In a move designed to address a rapid increase in inflation, the Federal Reserve has announced that it is raising interest rates by 0.75%.
That is the largest hike in rates since 1994, when President Bill Clinton was still in his first term.
In a press conference, Fed Chairman Jerome Powell remarked that “inflation is much too high, and we understand the hardship it is causing, and we’re moving expeditiously to bring it back down.”
The Chairman continued: “Inflation remains well above our longer-run goal of 2%. Over the 12 months ending in March, total Personal Consumption Expenditures prices rose 6.6%; excluding the volatile food and energy categories.”
Powell added: “Aggregate demand is strong, and bottlenecks and supply constraints are limiting how quickly production can respond.

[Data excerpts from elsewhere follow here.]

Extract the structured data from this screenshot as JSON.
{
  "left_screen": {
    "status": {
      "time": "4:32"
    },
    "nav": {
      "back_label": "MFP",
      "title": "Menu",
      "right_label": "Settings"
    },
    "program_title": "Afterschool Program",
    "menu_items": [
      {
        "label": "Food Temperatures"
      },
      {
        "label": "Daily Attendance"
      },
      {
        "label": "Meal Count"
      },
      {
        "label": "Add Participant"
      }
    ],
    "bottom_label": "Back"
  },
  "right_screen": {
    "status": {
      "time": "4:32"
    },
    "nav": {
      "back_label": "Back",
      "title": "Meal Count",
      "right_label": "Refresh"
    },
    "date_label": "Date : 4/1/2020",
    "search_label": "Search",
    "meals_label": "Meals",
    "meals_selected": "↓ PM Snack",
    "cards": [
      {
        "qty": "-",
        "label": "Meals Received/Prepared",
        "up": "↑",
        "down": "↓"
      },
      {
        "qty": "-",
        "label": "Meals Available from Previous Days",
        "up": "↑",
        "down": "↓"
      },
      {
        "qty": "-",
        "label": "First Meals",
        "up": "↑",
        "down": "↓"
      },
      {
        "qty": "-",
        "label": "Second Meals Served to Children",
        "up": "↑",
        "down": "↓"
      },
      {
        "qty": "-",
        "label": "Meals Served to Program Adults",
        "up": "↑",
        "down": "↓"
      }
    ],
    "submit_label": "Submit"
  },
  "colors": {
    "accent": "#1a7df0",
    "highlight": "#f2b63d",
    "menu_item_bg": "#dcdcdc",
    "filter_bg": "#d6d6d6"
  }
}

Disruptions to supply have been larger, and longer lasting than anticipated, and price pressures have spread to a broader range of goods and services.”
Wall Street responded positively to Powell’s announcement, jumping around 303 points, after nearly a week of dormant activity.
“Anchoring expectations has been a core part of the central bank’s approach over the last decade,” noted the Wall Street Journal in a report on the Fed action, adding that “volatile conditions are demanding flexibility.”
Said the Financial Times: “The decision marks an abrupt pivot from the Fed’s previously telegraphed plans for a second consecutive 0.50 percentage point rate rise.”
In his conference with reporters, Powell hinted that additional rate hikes may be in the making. “We will be looking for compelling evidence that inflation is moving down, consistent with inflation returning to 2%. We anticipate that ongoing rate increases will be appropriate.”